In relation to the question of certification, the court held that there was nothing within the Civil Evidence (Scotland) Act that prevented a copy document from being certified by a non-natural person. Equally, there was nothing that required formal execution by that entity. It was in the interests of justice that the process “facilitates the efficient conduct of court business by providing a simple straightforward method for certifying copy documents”, rather than a formal technical process.
Redaction of commercially sensitive documents
On the issue of redaction, the court held that it was competent (and indeed in some cases desirable) for a redacted document to be lodged in evidence. It had been suggested that production of a redacted document was an abuse of process. The Lord Ordinary held that “[i]n my view the production of a duly certified copy of a legal document under redaction of parts not relevant to the issues before the court is not an abuse of process. On the contrary, it assists in the efficient conduct of judicial business.” The court went on to state that, “the wholesale lodging of an extensive schedule of information which is not relevant to the pursuer, and contains confidential commercial information about third parties, does not assist the court in the focussing of the case before the court.”
Whilst not explicit in the judgment, the court appeared not to wholly approve of the defenders approach of insisting on strict proof of every document before the court. In one passage of the judgment the court states, that “if parties were required to prove the original of every document on which they rely, then the efficient and cost-effective administration of justice would be impeded as much court time would require to be expended on proving documents rather than addressing the substance of the case … However, in this case the defender chose to put the pursuer to his proof”.
The court considered the redacted assignation document as produced and the letters issued to the defenders intimating the assignation. The court took account of the pursuer’s position that only two entities (the pursuer and the original lender) could possibly own this debt, and the lack of contrary evidence led by the defender. In all of the circumstances the court was willing to hold that the pursuer had proved on the balance of probabilities that the Bank had assigned its rights to the pursuer and that the pursuer therefore had title to sue.
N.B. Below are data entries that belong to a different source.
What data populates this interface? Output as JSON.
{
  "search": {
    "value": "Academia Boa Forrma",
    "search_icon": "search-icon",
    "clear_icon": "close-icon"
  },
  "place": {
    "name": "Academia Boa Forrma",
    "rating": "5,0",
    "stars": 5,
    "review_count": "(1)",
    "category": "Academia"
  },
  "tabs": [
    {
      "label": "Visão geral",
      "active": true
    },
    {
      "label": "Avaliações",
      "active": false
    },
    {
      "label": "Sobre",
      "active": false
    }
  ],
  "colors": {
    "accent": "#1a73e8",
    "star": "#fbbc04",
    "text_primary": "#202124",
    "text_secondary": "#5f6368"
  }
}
The case is the latest to uphold the use of redacted documents in specific circumstances where the redactions do not impact upon the substance of the case. It is clear that the use of such documents will be approved by the courts, and especially so in commercial procedure where orders could be sought at an early stage in the event that there were concerns about the level of redaction.
Moreover, the court’s findings on the certification of copy documents will also assist to clarify the law. It is clear that there is a relatively low bar in relation to such certification, and that it is competent for corporate entities to certify documents used in these types of cases.